M. Sommaï Saprangsikun  âgé de 71 ans en 2019 –c’est son nom thaï -s’appelle Ja Ye en langue karen. Il vit à Mong Kua (dans le district montagneux de Umphang frontalier avec la Birmanie) l’un des trois villages côté thaïlandais où les habitants pratiquent un culte chamanique aux règles moins strictes qu’à Letongku à 8h de marche par la forêt. Ici les habitants élèvent des porcs, des poules et des canards qu’ils consomment. Quand on lui demande pourquoi il est concerné par la qualité de l’eau et cultive sans pesticides, il explique que le culte chamanique lui a appris à respecter la nature, les êtres vivants, à vivre sans convoiter les biens des autres, à vivre en autosuffisance sans chercher à s’enrichir à tout prix. Dans sa jeunesse -il était plein d’idéal- il avait rejoint le parti communiste thaïlandais.

Lung (oncle en thaï) Sommaï a fondé une communauté appelée « ton tale » signifiant « la source de la mer ».  Sa raison d’être : protéger la qualité de l’eau du fleuve Maeklong qui se jette dans le Golfe du Siam à Samut Songkram à 80 kms au Sud-Ouest de Bangkok. Comment? en plantant des arbres pour lutter contre l’érosion et en cultivant bio.
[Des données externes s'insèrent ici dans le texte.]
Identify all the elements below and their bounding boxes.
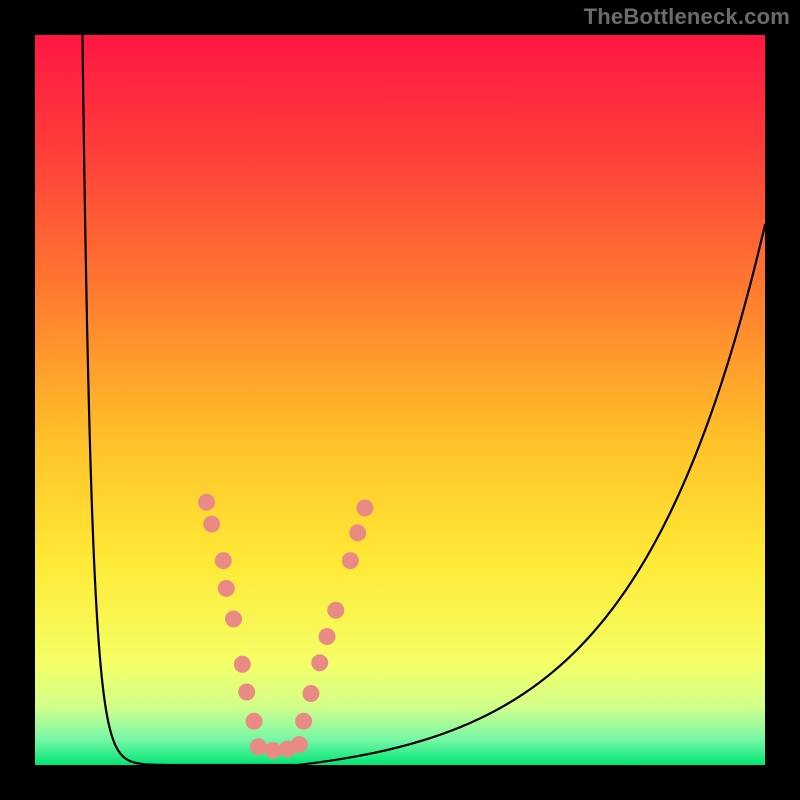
data-dot-left xyxy=(215,552,232,569)
data-dot-right xyxy=(342,552,359,569)
data-dot-left xyxy=(218,580,235,597)
data-dot-left xyxy=(238,684,255,701)
data-dot-right xyxy=(327,602,344,619)
data-dot-right xyxy=(319,628,336,645)
data-dot-left xyxy=(234,656,251,673)
data-dot-left xyxy=(198,494,215,511)
data-dot-right xyxy=(349,524,366,541)
bottleneck-curve-chart xyxy=(35,35,765,765)
data-dot-bottom xyxy=(264,742,281,759)
data-dot-bottom xyxy=(291,736,308,753)
data-dot-right xyxy=(295,713,312,730)
data-dot-right xyxy=(311,654,328,671)
data-dot-left xyxy=(246,713,263,730)
watermark-text: TheBottleneck.com xyxy=(584,4,790,30)
data-dot-right xyxy=(302,685,319,702)
data-dot-bottom xyxy=(250,738,267,755)
chart-frame: TheBottleneck.com xyxy=(0,0,800,800)
plot-area xyxy=(35,35,765,765)
gradient-background xyxy=(35,35,765,765)
data-dot-left xyxy=(225,611,242,628)
data-dot-right xyxy=(356,500,373,517)
data-dot-left xyxy=(203,516,220,533)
A ses côtés, huit familles cultivent le curcuma bio qui est vendu à Abhaibhubej un hôpital situé à Prachinburi spécialisé dans la médecine traditionnelle thaï. Chaque année, des techniciens de Abhaibhubej viennent à Mong Kua prélever des échantillons de terre pour analyses afin de s’assurer que le curcuma est bien bio. L’engrais utilisé est 100% naturel composé d’un compost de pousses de bambou, de guano de chauve-souris et de balles de riz. La communauté de ton tale prône la polyculture car la monoculture comme le maïs nécessite des engrais chimiques et des pesticides qui s’ecoulent dans les cours d’eau.

Près de la maison de Lung Sommaï, a été construit  un centre d’informations qui sert aussi de gîte pour les invités de passage; sur les murs, une série de panneaux en thaï nous informant sur la culture karen, les règles de vie du culte chamanique, sur leur approche de l’écologie et sur l’histoire de la communauté ton tale. Prévoir son matelas gonflable. Couvertures fournies.

Lung Sommaï a reçu un prix décerné par une émission de tv thaï “khon kon kon” pour son action en faveur de l’environnement. Emission de rencontres avec des personnages au parcours atypique. Quand on fait le trek de Letongku, on passe deux nuits à Mong Kua. Nous avons pris les repas dans sa maison entièrement construite en bambou. Lung Sommaï nous a fait goûter à son miel sauvage et à son infusion de plantes médicinales. Il est interessé par les plantes médicinales étrangères et voudrait bien en planter chez lui. Lors de mon dernier séjour début décembre 2019, j’ai été invité à assister à la cérémonie rituelle au temple de Mong kua qui aura lieu en mars. Ce rite annuel attire de nombreux Karen qui viennent faire des offrandes au pied d’un stupa, à l’esprit de l’eau en faisant flotter un radeau en bambou chargé d’offrandes et au chaman. Un rendez-vous que je ne manquerai pas.